By way of contrast, Mr. Wilson had this to say: “Coincident with rising prison population there began in 1979–80 a steep reduction in the crime rate as reported by the victimization surveys. This reduction in the crime rate was, I believe, the result of three factors: First, the population was getting older, but this only explains a small part of the decline. Second, there was an increase in the probability of going to prison and this increased the deterrent value of the criminal justice system. Third, the aggregate number of people in prison increased the incapacitation value of the criminal justice system.”

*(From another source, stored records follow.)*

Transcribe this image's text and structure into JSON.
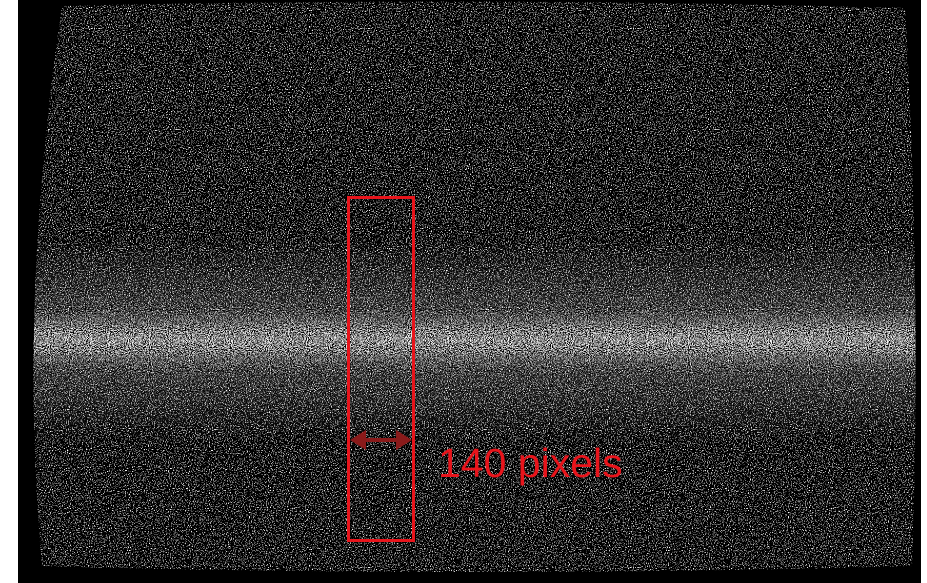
{
  "annotation": {
    "label": "140 pixels"
  }
}
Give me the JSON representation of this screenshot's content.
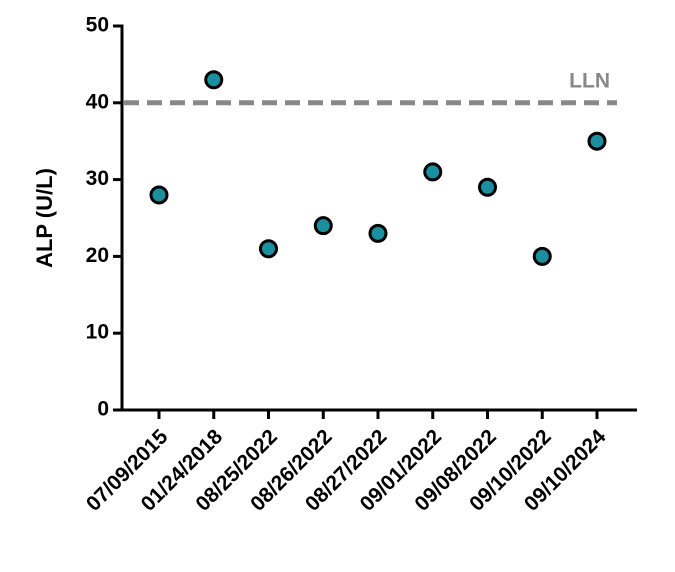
{
  "chart_data": {
    "type": "scatter",
    "y_label": "ALP (U/L)",
    "categories": [
      "07/09/2015",
      "01/24/2018",
      "08/25/2022",
      "08/26/2022",
      "08/27/2022",
      "09/01/2022",
      "09/08/2022",
      "09/10/2022",
      "09/10/2024"
    ],
    "values": [
      28,
      43,
      21,
      24,
      23,
      31,
      29,
      20,
      35
    ],
    "color": "#1a8fa0",
    "ylim": [
      0,
      50
    ],
    "yticks": [
      0,
      10,
      20,
      30,
      40,
      50
    ],
    "reference_line": {
      "value": 40,
      "label": "LLN",
      "color": "#888888"
    }
  }
}
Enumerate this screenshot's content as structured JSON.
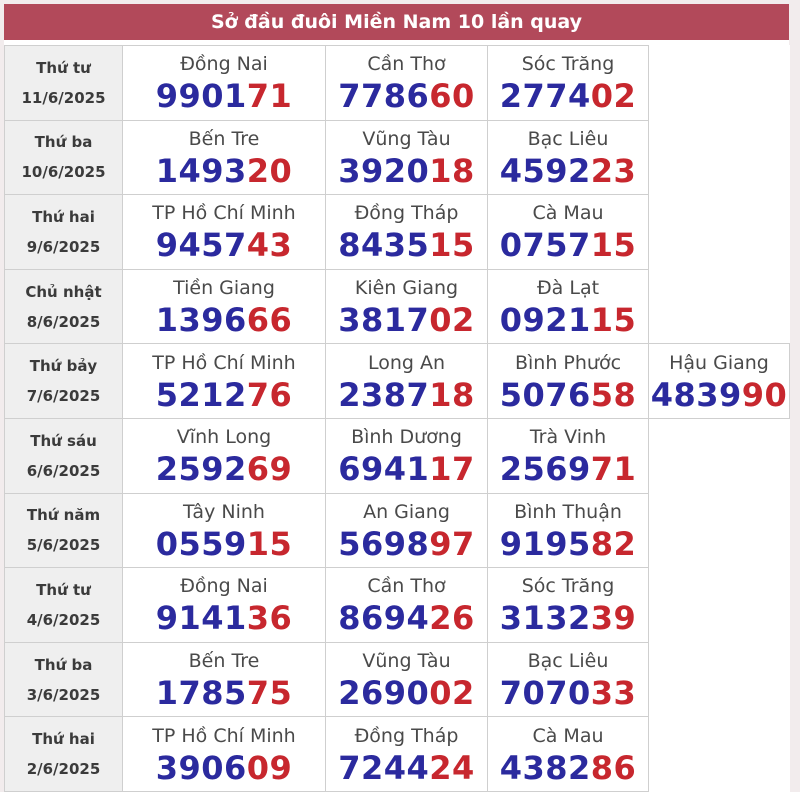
{
  "page": {
    "title": "Sở đầu đuôi Miền Nam 10 lần quay"
  },
  "colors": {
    "page_bg": "#f2eced",
    "header_bg": "#b2495a",
    "header_text": "#ffffff",
    "cell_border": "#cfcfcf",
    "day_cell_bg": "#efefef",
    "day_text": "#3b3b3b",
    "province_text": "#4a4a4a",
    "head_digits": "#2b2a9e",
    "tail_digits": "#c7272e"
  },
  "table": {
    "rows": [
      {
        "day": "Thứ tư",
        "date": "11/6/2025",
        "results": [
          {
            "province": "Đồng Nai",
            "head": "9901",
            "tail": "71"
          },
          {
            "province": "Cần Thơ",
            "head": "7786",
            "tail": "60"
          },
          {
            "province": "Sóc Trăng",
            "head": "2774",
            "tail": "02"
          }
        ]
      },
      {
        "day": "Thứ ba",
        "date": "10/6/2025",
        "results": [
          {
            "province": "Bến Tre",
            "head": "1493",
            "tail": "20"
          },
          {
            "province": "Vũng Tàu",
            "head": "3920",
            "tail": "18"
          },
          {
            "province": "Bạc Liêu",
            "head": "4592",
            "tail": "23"
          }
        ]
      },
      {
        "day": "Thứ hai",
        "date": "9/6/2025",
        "results": [
          {
            "province": "TP Hồ Chí Minh",
            "head": "9457",
            "tail": "43"
          },
          {
            "province": "Đồng Tháp",
            "head": "8435",
            "tail": "15"
          },
          {
            "province": "Cà Mau",
            "head": "0757",
            "tail": "15"
          }
        ]
      },
      {
        "day": "Chủ nhật",
        "date": "8/6/2025",
        "results": [
          {
            "province": "Tiền Giang",
            "head": "1396",
            "tail": "66"
          },
          {
            "province": "Kiên Giang",
            "head": "3817",
            "tail": "02"
          },
          {
            "province": "Đà Lạt",
            "head": "0921",
            "tail": "15"
          }
        ]
      },
      {
        "day": "Thứ bảy",
        "date": "7/6/2025",
        "results": [
          {
            "province": "TP Hồ Chí Minh",
            "head": "5212",
            "tail": "76"
          },
          {
            "province": "Long An",
            "head": "2387",
            "tail": "18"
          },
          {
            "province": "Bình Phước",
            "head": "5076",
            "tail": "58"
          },
          {
            "province": "Hậu Giang",
            "head": "4839",
            "tail": "90"
          }
        ]
      },
      {
        "day": "Thứ sáu",
        "date": "6/6/2025",
        "results": [
          {
            "province": "Vĩnh Long",
            "head": "2592",
            "tail": "69"
          },
          {
            "province": "Bình Dương",
            "head": "6941",
            "tail": "17"
          },
          {
            "province": "Trà Vinh",
            "head": "2569",
            "tail": "71"
          }
        ]
      },
      {
        "day": "Thứ năm",
        "date": "5/6/2025",
        "results": [
          {
            "province": "Tây Ninh",
            "head": "0559",
            "tail": "15"
          },
          {
            "province": "An Giang",
            "head": "5698",
            "tail": "97"
          },
          {
            "province": "Bình Thuận",
            "head": "9195",
            "tail": "82"
          }
        ]
      },
      {
        "day": "Thứ tư",
        "date": "4/6/2025",
        "results": [
          {
            "province": "Đồng Nai",
            "head": "9141",
            "tail": "36"
          },
          {
            "province": "Cần Thơ",
            "head": "8694",
            "tail": "26"
          },
          {
            "province": "Sóc Trăng",
            "head": "3132",
            "tail": "39"
          }
        ]
      },
      {
        "day": "Thứ ba",
        "date": "3/6/2025",
        "results": [
          {
            "province": "Bến Tre",
            "head": "1785",
            "tail": "75"
          },
          {
            "province": "Vũng Tàu",
            "head": "2690",
            "tail": "02"
          },
          {
            "province": "Bạc Liêu",
            "head": "7070",
            "tail": "33"
          }
        ]
      },
      {
        "day": "Thứ hai",
        "date": "2/6/2025",
        "results": [
          {
            "province": "TP Hồ Chí Minh",
            "head": "3906",
            "tail": "09"
          },
          {
            "province": "Đồng Tháp",
            "head": "7244",
            "tail": "24"
          },
          {
            "province": "Cà Mau",
            "head": "4382",
            "tail": "86"
          }
        ]
      }
    ]
  }
}
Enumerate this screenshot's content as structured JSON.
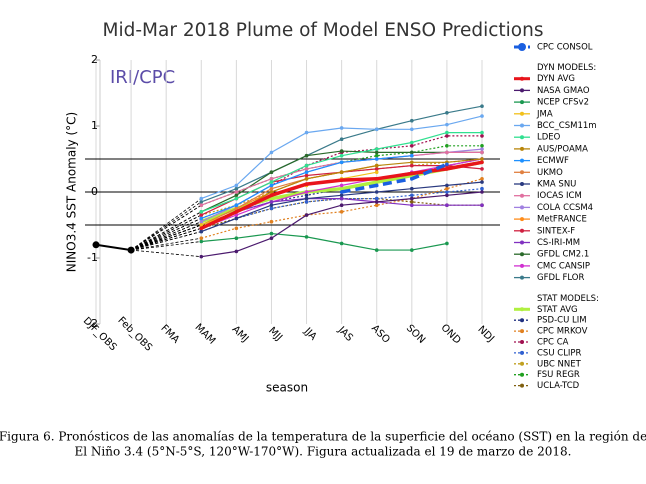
{
  "chart_data": {
    "type": "line",
    "title": "Mid-Mar 2018 Plume of Model ENSO Predictions",
    "annotation": "IRI/CPC",
    "y_label": "NINO3.4 SST Anomaly (°C)",
    "x_label": "season",
    "caption": [
      "Figura 6. Pronósticos de las anomalías de la temperatura de la superficie del océano (SST) en la región de",
      "El Niño 3.4 (5°N-5°S, 120°W-170°W). Figura actualizada el 19 de marzo de 2018."
    ],
    "categories": [
      "DJF_OBS",
      "Feb_OBS",
      "FMA",
      "MAM",
      "AMJ",
      "MJJ",
      "JJA",
      "JAS",
      "ASO",
      "SON",
      "OND",
      "NDJ"
    ],
    "ylim": [
      -2,
      2
    ],
    "yticks": [
      -2,
      -1,
      0,
      1,
      2
    ],
    "hlines": [
      -0.5,
      0,
      0.5
    ],
    "grid": true,
    "observed": {
      "color": "#000000",
      "values": [
        -0.8,
        -0.88,
        null,
        null,
        null,
        null,
        null,
        null,
        null,
        null,
        null,
        null
      ]
    },
    "series_groups": [
      {
        "series": [
          {
            "name": "CPC CONSOL",
            "color": "#1a5fe0",
            "dash": "dashed",
            "width": 3.5,
            "values": [
              null,
              null,
              null,
              null,
              null,
              null,
              null,
              0.0,
              0.1,
              0.2,
              0.42,
              null
            ]
          }
        ]
      },
      {
        "title": "DYN MODELS:",
        "series": [
          {
            "name": "DYN AVG",
            "color": "#e8141b",
            "width": 3.5,
            "values": [
              null,
              null,
              null,
              -0.55,
              -0.3,
              -0.05,
              0.12,
              0.18,
              0.2,
              0.28,
              0.35,
              0.45
            ]
          },
          {
            "name": "NASA GMAO",
            "color": "#4b1a6e",
            "values": [
              null,
              null,
              null,
              -0.98,
              -0.9,
              -0.7,
              -0.35,
              -0.2,
              -0.15,
              -0.1,
              -0.05,
              0.0
            ]
          },
          {
            "name": "NCEP CFSv2",
            "color": "#1a9850",
            "values": [
              null,
              null,
              null,
              -0.75,
              -0.7,
              -0.63,
              -0.68,
              -0.78,
              -0.88,
              -0.88,
              -0.78,
              null
            ]
          },
          {
            "name": "JMA",
            "color": "#f2c01a",
            "values": [
              null,
              null,
              null,
              -0.5,
              -0.3,
              -0.05,
              0.1,
              0.2,
              0.3,
              null,
              null,
              null
            ]
          },
          {
            "name": "BCC_CSM11m",
            "color": "#6aa8f0",
            "values": [
              null,
              null,
              null,
              -0.1,
              0.1,
              0.6,
              0.9,
              0.97,
              0.95,
              0.95,
              1.02,
              1.15
            ]
          },
          {
            "name": "LDEO",
            "color": "#30e090",
            "values": [
              null,
              null,
              null,
              -0.3,
              -0.1,
              0.15,
              0.4,
              0.55,
              0.65,
              0.75,
              0.9,
              0.9
            ]
          },
          {
            "name": "AUS/POAMA",
            "color": "#b8860b",
            "values": [
              null,
              null,
              null,
              -0.5,
              -0.3,
              0.0,
              0.2,
              0.3,
              0.4,
              0.45,
              0.45,
              0.5
            ]
          },
          {
            "name": "ECMWF",
            "color": "#1e90ff",
            "values": [
              null,
              null,
              null,
              -0.4,
              -0.2,
              0.1,
              0.3,
              0.45,
              0.5,
              0.55,
              null,
              null
            ]
          },
          {
            "name": "UKMO",
            "color": "#e08040",
            "values": [
              null,
              null,
              null,
              -0.5,
              -0.25,
              0.05,
              0.2,
              0.3,
              null,
              null,
              null,
              null
            ]
          },
          {
            "name": "KMA SNU",
            "color": "#2a3a80",
            "values": [
              null,
              null,
              null,
              -0.6,
              -0.4,
              -0.2,
              -0.1,
              -0.05,
              0.0,
              0.05,
              0.1,
              0.15
            ]
          },
          {
            "name": "IOCAS ICM",
            "color": "#e070a0",
            "values": [
              null,
              null,
              null,
              -0.2,
              0.0,
              0.2,
              0.35,
              0.45,
              0.5,
              0.55,
              0.6,
              0.6
            ]
          },
          {
            "name": "COLA CCSM4",
            "color": "#a080e0",
            "values": [
              null,
              null,
              null,
              -0.45,
              -0.2,
              0.1,
              0.3,
              0.45,
              0.5,
              0.55,
              0.6,
              0.65
            ]
          },
          {
            "name": "MetFRANCE",
            "color": "#ff8c1a",
            "values": [
              null,
              null,
              null,
              -0.5,
              -0.25,
              0.0,
              0.2,
              0.3,
              0.4,
              null,
              null,
              null
            ]
          },
          {
            "name": "SINTEX-F",
            "color": "#d02040",
            "values": [
              null,
              null,
              null,
              -0.35,
              -0.1,
              0.15,
              0.25,
              0.3,
              0.35,
              0.4,
              0.4,
              0.35
            ]
          },
          {
            "name": "CS-IRI-MM",
            "color": "#8030c0",
            "values": [
              null,
              null,
              null,
              -0.5,
              -0.3,
              -0.15,
              -0.1,
              -0.1,
              -0.15,
              -0.2,
              -0.2,
              -0.2
            ]
          },
          {
            "name": "GFDL CM2.1",
            "color": "#2a6a2a",
            "values": [
              null,
              null,
              null,
              -0.3,
              -0.05,
              0.3,
              0.55,
              0.62,
              0.6,
              0.6,
              0.6,
              0.6
            ]
          },
          {
            "name": "CMC CANSIP",
            "color": "#d030d0",
            "values": [
              null,
              null,
              null,
              -0.55,
              -0.35,
              -0.15,
              0.0,
              0.1,
              0.2,
              0.3,
              0.4,
              0.5
            ]
          },
          {
            "name": "GFDL FLOR",
            "color": "#3a7a8a",
            "values": [
              null,
              null,
              null,
              -0.15,
              0.05,
              0.3,
              0.55,
              0.8,
              0.95,
              1.08,
              1.2,
              1.3
            ]
          }
        ]
      },
      {
        "title": "STAT MODELS:",
        "series": [
          {
            "name": "STAT AVG",
            "color": "#b0f040",
            "width": 3.5,
            "values": [
              null,
              null,
              null,
              -0.45,
              -0.25,
              -0.1,
              0.0,
              0.05,
              0.15,
              0.25,
              0.35,
              0.45
            ]
          },
          {
            "name": "PSD-CU LIM",
            "color": "#203080",
            "dash": "dotted",
            "values": [
              null,
              null,
              null,
              -0.5,
              -0.3,
              -0.15,
              -0.05,
              0.05,
              0.15,
              0.25,
              0.4,
              0.5
            ]
          },
          {
            "name": "CPC MRKOV",
            "color": "#e08020",
            "dash": "dotted",
            "values": [
              null,
              null,
              null,
              -0.7,
              -0.55,
              -0.45,
              -0.35,
              -0.3,
              -0.2,
              -0.1,
              0.05,
              0.2
            ]
          },
          {
            "name": "CPC CA",
            "color": "#a01050",
            "dash": "dotted",
            "values": [
              null,
              null,
              null,
              -0.4,
              -0.2,
              0.1,
              0.4,
              0.6,
              0.65,
              0.7,
              0.85,
              0.85
            ]
          },
          {
            "name": "CSU CLIPR",
            "color": "#3060d0",
            "dash": "dotted",
            "values": [
              null,
              null,
              null,
              -0.6,
              -0.4,
              -0.25,
              -0.15,
              -0.1,
              -0.1,
              -0.05,
              0.0,
              0.05
            ]
          },
          {
            "name": "UBC NNET",
            "color": "#c0a020",
            "dash": "dotted",
            "values": [
              null,
              null,
              null,
              -0.35,
              -0.2,
              0.0,
              0.2,
              0.3,
              0.35,
              0.4,
              0.45,
              0.5
            ]
          },
          {
            "name": "FSU REGR",
            "color": "#20a020",
            "dash": "dotted",
            "values": [
              null,
              null,
              null,
              -0.2,
              0.0,
              0.2,
              0.35,
              0.45,
              0.55,
              0.6,
              0.7,
              0.7
            ]
          },
          {
            "name": "UCLA-TCD",
            "color": "#806010",
            "dash": "dotted",
            "values": [
              null,
              null,
              null,
              -0.55,
              -0.4,
              -0.25,
              -0.15,
              -0.1,
              -0.1,
              -0.15,
              -0.2,
              -0.2
            ]
          }
        ]
      }
    ]
  }
}
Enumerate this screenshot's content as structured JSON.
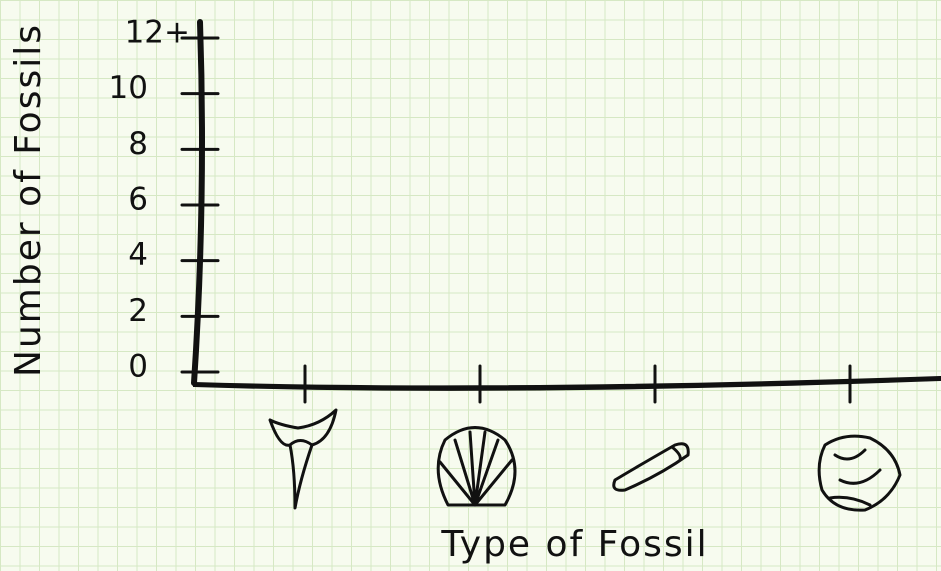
{
  "chart_data": {
    "type": "bar",
    "y_label": "Number of Fossils",
    "x_label": "Type of Fossil",
    "categories": [
      null,
      null,
      null,
      null
    ],
    "ylim": [
      0,
      12
    ],
    "yticks": [
      0,
      2,
      4,
      6,
      8,
      10,
      {
        "value": 12,
        "label": "12+"
      }
    ],
    "color": "#111111"
  }
}
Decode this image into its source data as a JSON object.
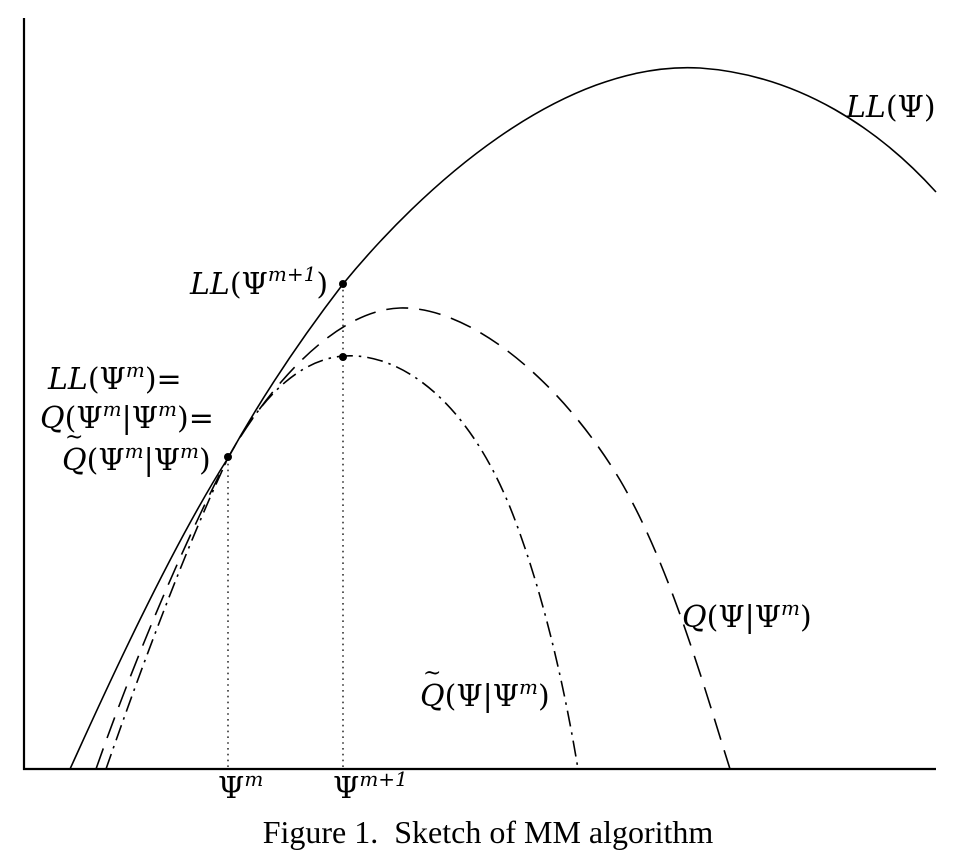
{
  "figure": {
    "caption": "Figure 1.  Sketch of MM algorithm",
    "curves": {
      "ll": "LL(Ψ)",
      "q": "Q(Ψ|Ψ^m)",
      "qtilde": "Q̃(Ψ|Ψ^m)"
    },
    "point_labels": {
      "ll_next": "LL(Ψ^{m+1})",
      "equality_line1": "LL(Ψ^m)=",
      "equality_line2": "Q(Ψ^m|Ψ^m)=",
      "equality_line3": "Q̃(Ψ^m|Ψ^m)"
    },
    "x_ticks": {
      "psi_m": "Ψ^m",
      "psi_m1": "Ψ^{m+1}"
    }
  }
}
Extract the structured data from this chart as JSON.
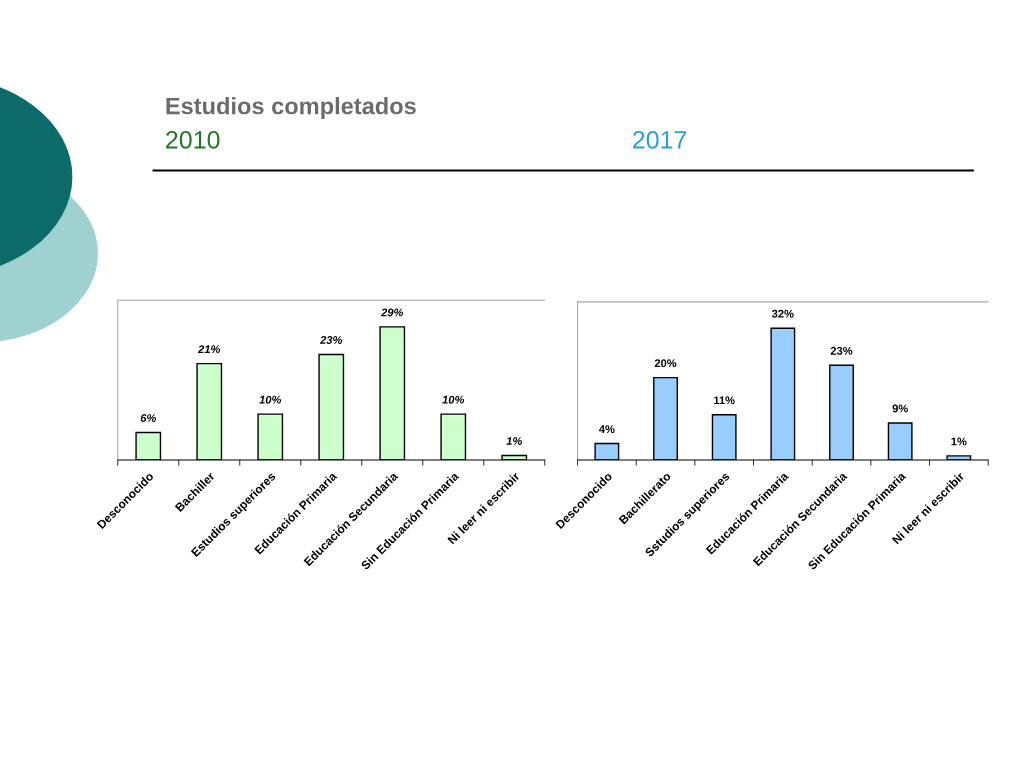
{
  "chart_data": [
    {
      "type": "bar",
      "title": "Estudios completados",
      "subtitle": "2010",
      "categories": [
        "Desconocido",
        "Bachiller",
        "Estudios superiores",
        "Educación Primaria",
        "Educación Secundaria",
        "Sin Educación Primaria",
        "Ni leer ni escribir"
      ],
      "values": [
        6,
        21,
        10,
        23,
        29,
        10,
        1
      ],
      "value_labels": [
        "6%",
        "21%",
        "10%",
        "23%",
        "29%",
        "10%",
        "1%"
      ],
      "color": "#ccffcc",
      "tick_labels": "x",
      "grid": false,
      "legend": false
    },
    {
      "type": "bar",
      "subtitle": "2017",
      "categories": [
        "Desconocido",
        "Bachillerato",
        "Sstudios superiores",
        "Educación Primaria",
        "Educación Secundaria",
        "Sin Educación Primaria",
        "Ni leer ni escribir"
      ],
      "values": [
        4,
        20,
        11,
        32,
        23,
        9,
        1
      ],
      "value_labels": [
        "4%",
        "20%",
        "11%",
        "32%",
        "23%",
        "9%",
        "1%"
      ],
      "color": "#99ccff",
      "tick_labels": "x",
      "grid": false,
      "legend": false
    }
  ]
}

The first factor Mr. Wilson mentioned in 1995 — a declining youth population — has become less relevant as the youth population again swelled in the late 1990s while the crime rate has remained low, as a senior editor at The American Enterprise, Eli Lehrer, pointed out in a 2002 piece in The Weekly Standard. That leaves all the more emphasis on Mr. Wilson’s second two points: the deterrent effect of jail time and the direct effect of locking up criminals.
Mr. Lehrer notes a 1998 study conducted by the Bureau of Justice Statistics, in conjunction with the head of Cambridge University’s Criminology Institute, that found that crime rates fell in America as punishment increased and rose in Britain as punishment decreased. The study’s authors suggested an explanation: “An offender’s risk of being caught, convicted and incarcerated has been rising in the United States but falling in England.” It’s a straightforward way of looking at things. It’s too bad so many people are tied up looking for a more complex explanation.